In between teaching a Senior Driving Safety course and planning a trip into the desert, I'm struggling with the preparation involved in being a plotter for this year's NaNoWriMo novel.
I'm not really comfortable with half-measures, so I will actually be outlining the novel. By the time November 1st rolls around, I'll know exactly what happens to the stranger child who is my teenage protagonist.
All that will be left—a huge all—will be to write the 50,000 or more words to fill out that outline!
Roger is an easy reach for me to create: an extremely bright youngster who finds it hard to relate to the ordinary people who surround him. The original concept may have been sparked by the task of co-writing the memoirs of Kenneth Cummings, who was an extremely bright youngster finding it hard to relate, etc.
Despite their blended nature, the unordinary family Roger encounters (the "Lightyear Mass") are definitely inspired by my own childhood family. Growing up as the oldest of eleven children in a small town in Colorado provided me with a wealth of unusual experiences to draw upon in my writing.
Before I get to November 1st, though, some research is called for.
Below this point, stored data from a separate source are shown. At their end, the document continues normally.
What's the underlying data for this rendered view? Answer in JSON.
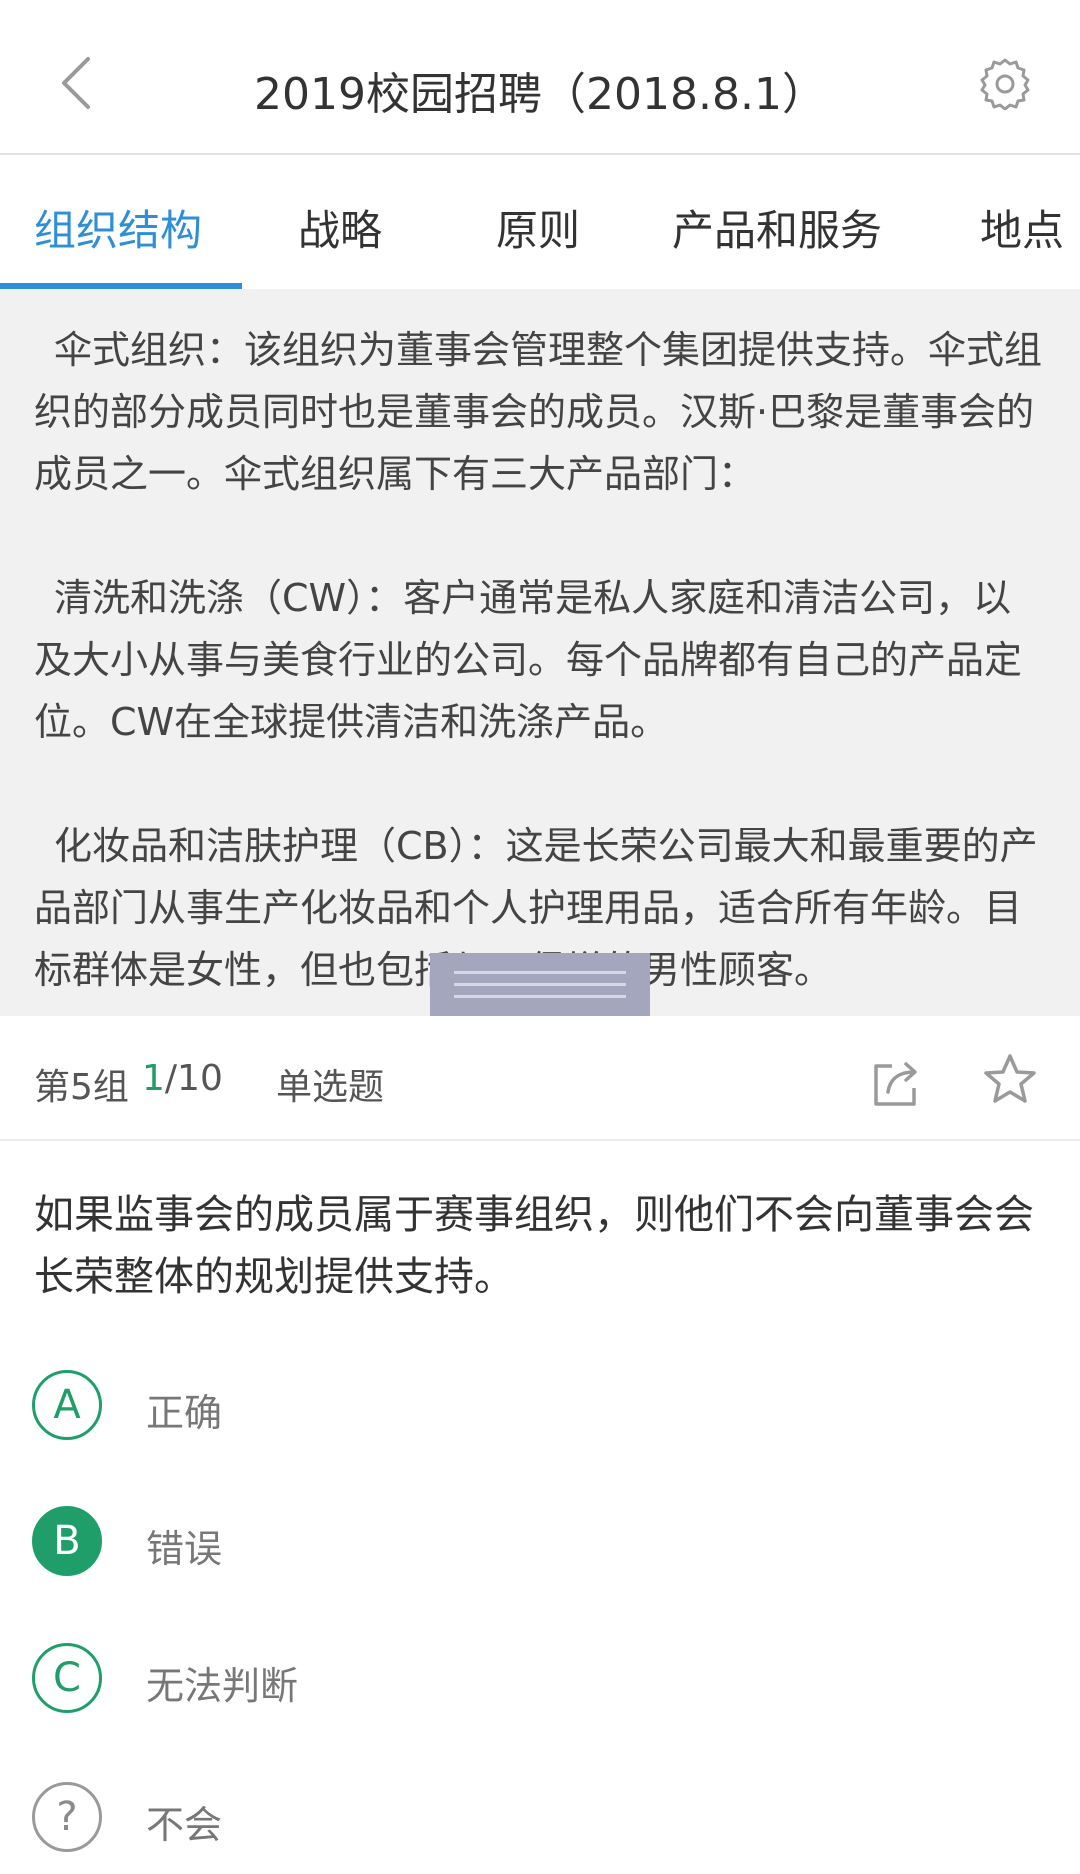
{
  "header": {
    "title": "2019校园招聘（2018.8.1）",
    "back_icon": "chevron-left-icon",
    "settings_icon": "gear-icon"
  },
  "tabs": [
    {
      "label": "组织结构",
      "active": true
    },
    {
      "label": "战略",
      "active": false
    },
    {
      "label": "原则",
      "active": false
    },
    {
      "label": "产品和服务",
      "active": false
    },
    {
      "label": "地点",
      "active": false
    }
  ],
  "passage": {
    "paragraphs": [
      "伞式组织：该组织为董事会管理整个集团提供支持。伞式组织的部分成员同时也是董事会的成员。汉斯·巴黎是董事会的成员之一。伞式组织属下有三大产品部门：",
      "清洗和洗涤（CW）：客户通常是私人家庭和清洁公司，以及大小从事与美食行业的公司。每个品牌都有自己的产品定位。CW在全球提供清洁和洗涤产品。",
      "化妆品和洁肤护理（CB）：这是长荣公司最大和最重要的产品部门从事生产化妆品和个人护理用品，适合所有年龄。目标群体是女性，但也包括与日俱增的男性顾客。"
    ]
  },
  "meta": {
    "group": "第5组",
    "current": "1",
    "total": "/10",
    "type": "单选题",
    "share_icon": "share-icon",
    "star_icon": "star-icon"
  },
  "question": {
    "text": "如果监事会的成员属于赛事组织，则他们不会向董事会会长荣整体的规划提供支持。"
  },
  "options": [
    {
      "letter": "A",
      "label": "正确",
      "selected": false
    },
    {
      "letter": "B",
      "label": "错误",
      "selected": true
    },
    {
      "letter": "C",
      "label": "无法判断",
      "selected": false
    },
    {
      "letter": "?",
      "label": "不会",
      "selected": false
    }
  ],
  "colors": {
    "accent_blue": "#2f8fd6",
    "accent_green": "#1f9e6a",
    "passage_bg": "#f1f1f1"
  }
}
In a chat with friend Mitch in the Chick-fil-A last week about the abstruse data I needed to wrap my mind around for the planned novel, he clued us in to the existence of the Berlin Ichthyosaur Park in central Nevada. We decided to make a two-day trip to visit it. Originally, we had thought of staying in the campground at the park, but I'm not so fond any more of camping after an 8-hour drive.
Instead, we'll driving south from Fallon, NV, stay overnight in the Clown Motel in Tonopah, NV, and wave at Christopher Sebela, who is committed to stay the month of Halloween in the motel adjacent to the old graveyard there, and write a book about it.
Then we can have most of a morning to explore the park!